Propeller Aerodynamic Process

An airplane moving through the air creates a drag force opposing its forward motion. If an airplane is to fly on a level path, there must be a force applied to it that is equal to the drag but acting forward. This force is called thrust. The work done by thrust is equal to the thrust times the distance it moves the airplane.

Work = Thrust × Distance

The power expended by thrust is equal to the thrust times the velocity at which it moves the airplane.

Power = Thrust × Velocity

If the power is measured in horsepower units, the power expended by the thrust is termed thrust horsepower.

The engine supplies brake horsepower through a rotating shaft, and the propeller converts it into thrust horsepower. In this conversion, some power is wasted. For maximum efficiency, the propeller must be designed to keep this waste as small as possible. Since the efficiency of any machine is the ratio of the useful power output to the power input, propeller efficiency is the ratio of thrust horsepower to brake horsepower. The usual symbol for propeller efficiency is the Greek letter η (eta). Propeller efficiency varies from 50 percent to 87 percent, depending on how much the propeller slips.

Figure 7-4. Effective pitch and geometric pitch.

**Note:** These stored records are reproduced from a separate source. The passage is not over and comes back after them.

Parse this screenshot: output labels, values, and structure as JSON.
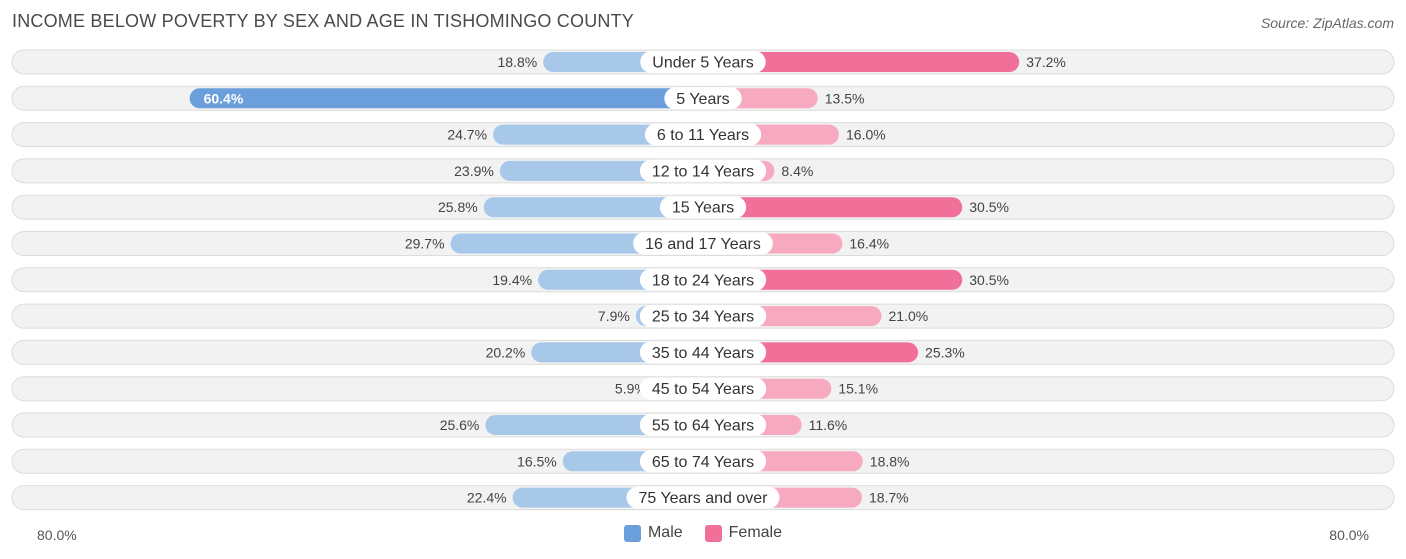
{
  "title": "INCOME BELOW POVERTY BY SEX AND AGE IN TISHOMINGO COUNTY",
  "source": "Source: ZipAtlas.com",
  "colors": {
    "male_strong": "#6a9fdc",
    "male_light": "#a8c8ea",
    "female_strong": "#f07099",
    "female_light": "#f7a9c0",
    "row_bg": "#f2f2f2",
    "row_border": "#dcdcdc"
  },
  "chart_data": {
    "type": "bar",
    "orientation": "diverging-horizontal",
    "title": "INCOME BELOW POVERTY BY SEX AND AGE IN TISHOMINGO COUNTY",
    "categories": [
      "Under 5 Years",
      "5 Years",
      "6 to 11 Years",
      "12 to 14 Years",
      "15 Years",
      "16 and 17 Years",
      "18 to 24 Years",
      "25 to 34 Years",
      "35 to 44 Years",
      "45 to 54 Years",
      "55 to 64 Years",
      "65 to 74 Years",
      "75 Years and over"
    ],
    "series": [
      {
        "name": "Male",
        "values": [
          18.8,
          60.4,
          24.7,
          23.9,
          25.8,
          29.7,
          19.4,
          7.9,
          20.2,
          5.9,
          25.6,
          16.5,
          22.4
        ],
        "labels": [
          "18.8%",
          "60.4%",
          "24.7%",
          "23.9%",
          "25.8%",
          "29.7%",
          "19.4%",
          "7.9%",
          "20.2%",
          "5.9%",
          "25.6%",
          "16.5%",
          "22.4%"
        ]
      },
      {
        "name": "Female",
        "values": [
          37.2,
          13.5,
          16.0,
          8.4,
          30.5,
          16.4,
          30.5,
          21.0,
          25.3,
          15.1,
          11.6,
          18.8,
          18.7
        ],
        "labels": [
          "37.2%",
          "13.5%",
          "16.0%",
          "8.4%",
          "30.5%",
          "16.4%",
          "30.5%",
          "21.0%",
          "25.3%",
          "15.1%",
          "11.6%",
          "18.8%",
          "18.7%"
        ]
      }
    ],
    "xlim": [
      -80,
      80
    ],
    "axis_left_label": "80.0%",
    "axis_right_label": "80.0%",
    "legend": [
      "Male",
      "Female"
    ],
    "legend_position": "bottom-center"
  }
}
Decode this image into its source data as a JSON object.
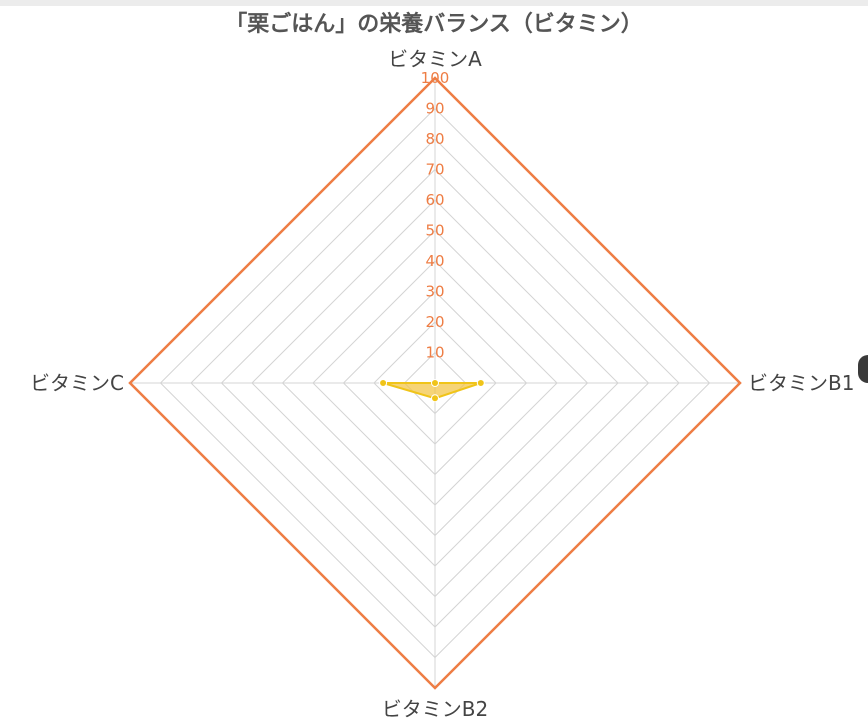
{
  "colors": {
    "outer": "#ee7d44",
    "grid": "#d4d4d4",
    "fill": "#f3c64a",
    "fill_alpha": 0.75,
    "point": "#f0c419",
    "tick": "#ee7d44"
  },
  "chart_data": {
    "type": "radar",
    "title": "「栗ごはん」の栄養バランス（ビタミン）",
    "axes": [
      "ビタミンA",
      "ビタミンB1",
      "ビタミンB2",
      "ビタミンC"
    ],
    "rmin": 0,
    "rmax": 100,
    "ticks": [
      10,
      20,
      30,
      40,
      50,
      60,
      70,
      80,
      90,
      100
    ],
    "grid": true,
    "series": [
      {
        "values": [
          0,
          15,
          5,
          17
        ]
      }
    ]
  }
}
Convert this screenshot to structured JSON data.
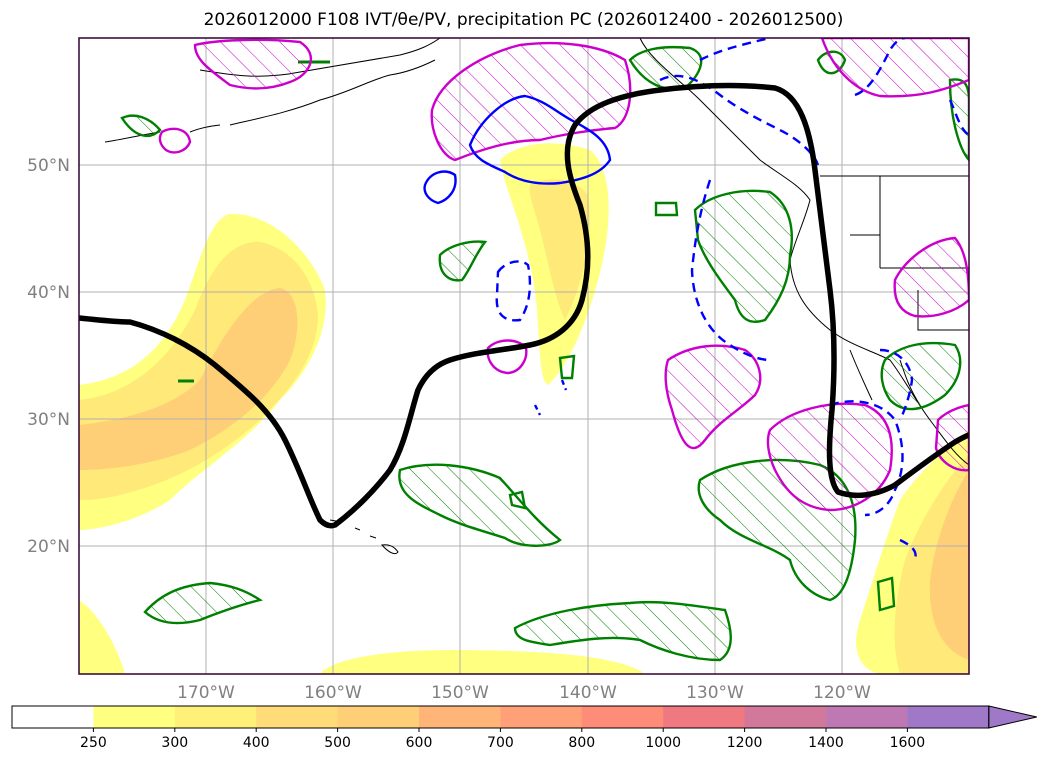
{
  "title": "2026012000 F108 IVT/θe/PV, precipitation PC (2026012400 - 2026012500)",
  "map": {
    "lat_labels": [
      "50°N",
      "40°N",
      "30°N",
      "20°N"
    ],
    "lon_labels": [
      "170°W",
      "160°W",
      "150°W",
      "140°W",
      "130°W",
      "120°W"
    ],
    "grid_lats": [
      50,
      40,
      30,
      20
    ],
    "grid_lons": [
      -170,
      -160,
      -150,
      -140,
      -130,
      -120
    ],
    "extent": {
      "lon_min": -180,
      "lon_max": -110,
      "lat_min": 10,
      "lat_max": 60
    }
  },
  "colorbar": {
    "ticks": [
      "250",
      "300",
      "400",
      "500",
      "600",
      "700",
      "800",
      "1000",
      "1200",
      "1400",
      "1600"
    ],
    "colors": [
      "#ffffff",
      "#ffff80",
      "#fff07a",
      "#ffdc78",
      "#ffcf78",
      "#ffb478",
      "#ffa078",
      "#ff8c78",
      "#f07880",
      "#d2789a",
      "#be78b4",
      "#a078c8"
    ],
    "extend": "max"
  },
  "colors": {
    "ivt_fill_low": "#ffff80",
    "ivt_fill_mid": "#ffe978",
    "ivt_fill_high": "#ffcf78",
    "theta_e_contour": "#000000",
    "pv_positive": "#cc00cc",
    "pv_negative_dashed": "#0000ff",
    "precip_contour": "#008000",
    "grid": "#b0b0b0",
    "frame": "#300030"
  }
}
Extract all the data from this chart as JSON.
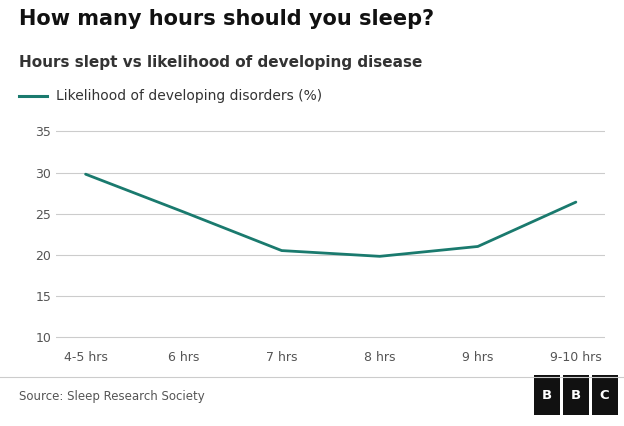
{
  "title": "How many hours should you sleep?",
  "subtitle": "Hours slept vs likelihood of developing disease",
  "legend_label": "Likelihood of developing disorders (%)",
  "x_labels": [
    "4-5 hrs",
    "6 hrs",
    "7 hrs",
    "8 hrs",
    "9 hrs",
    "9-10 hrs"
  ],
  "y_values": [
    29.8,
    25.2,
    20.5,
    19.8,
    21.0,
    26.4
  ],
  "line_color": "#1a7a6e",
  "background_color": "#ffffff",
  "grid_color": "#cccccc",
  "ylim": [
    9,
    37
  ],
  "yticks": [
    10,
    15,
    20,
    25,
    30,
    35
  ],
  "source_text": "Source: Sleep Research Society",
  "bbc_letters": [
    "B",
    "B",
    "C"
  ],
  "title_fontsize": 15,
  "subtitle_fontsize": 11,
  "legend_fontsize": 10,
  "tick_fontsize": 9,
  "source_fontsize": 8.5
}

Pitch is not the same as blade angle, but because pitch is largely determined by blade angle, the two terms are often used interchangeably. An increase or decrease in one is usually associated with an increase or decrease in the other. Propeller slip is the difference between the geometric pitch of the propeller and its effective pitch. [Figure 7-4] Geometric pitch is the distance a propeller should advance in one revolution with no slippage; effective pitch is the distance it actually advances. Thus, geometric or theoretical pitch is based on no slippage. Actual, or effective, pitch recognizes propeller slippage in the air. The relationship can be shown as:

Geometric pitch – Effective pitch = slip

Geometric pitch is usually expressed in pitch inches and calculated by using the following formula:

GP = 2 × π R × tangent of blade angle at 75 percent station

π = 3.14

Figure 7-5. Propeller aerodynamic factors.

Figure 7-6. Typical propeller blade elements.

A cross-section of a typical propeller blade is shown in Figure 7-7. This section or blade element is an airfoil comparable to a cross-section of an aircraft wing. The blade back is the cambered or curved side of the blade, similar to the upper surface of an aircraft wing. The blade face is the flat side of the propeller blade. The chord line is an imaginary line drawn through the blade from the leading edge to the trailing edge. The leading edge is the thick edge of the blade that meets the air as the propeller rotates.

Figure 7-7. Cross-section of a propeller blade.

A rotating propeller is acted upon by centrifugal twisting, aerodynamic twisting, torque bending, and thrust bending forces. The principal forces acting on a rotating propeller are illustrated in Figure 7-8.

Figure 7-8. Forces acting on a rotating propeller.

Centrifugal force is a physical force that tends to throw the rotating propeller blades away from the hub. [Figure 7-8A] This is the most dominant force on the propeller. Torque bending force, in the form of air resistance, tends to bend the propeller blades in the direction opposite that of rotation. [Figure 7-8B] Thrust bending force is the thrust load that tends to bend propeller blades forward as the aircraft is pulled through the air. [Figure 7-8C] Aerodynamic twisting force tends to turn the blades to a high blade angle. [Figure 7-8D] Centrifugal twisting force, being greater than the aerodynamic twisting force, tends to force the blades toward a low blade angle.

At least two of these forces acting on the propellers blades are used to move the blades on a controllable pitch propeller. Centrifugal twisting force is sometimes used to move the blades to the low pitch position, while aerodynamic twisting force is used to move the blades into high pitch. These forces can be the primary or secondary forces that move the blades to the new pitch position.

A propeller must be capable of withstanding severe stresses, which are greater near the hub, caused by centrifugal force and thrust. The stresses increase in proportion to the rpm. The blade face is also subjected to tension from the centrifugal force and additional tension from the bending. For these reasons, nicks or scratches on the blade may cause very serious consequences. These could lead to cracks and failure of the blade.

A propeller must also be rigid enough to prevent fluttering, a type of vibration in which the ends of the blade twist back and forth at high frequency around an axis perpendicular to the engine crankshaft. Fluttering is accompanied by a distinctive noise, often mistaken for exhaust noise. The constant vibration tends to weaken the blade and eventually causes failure.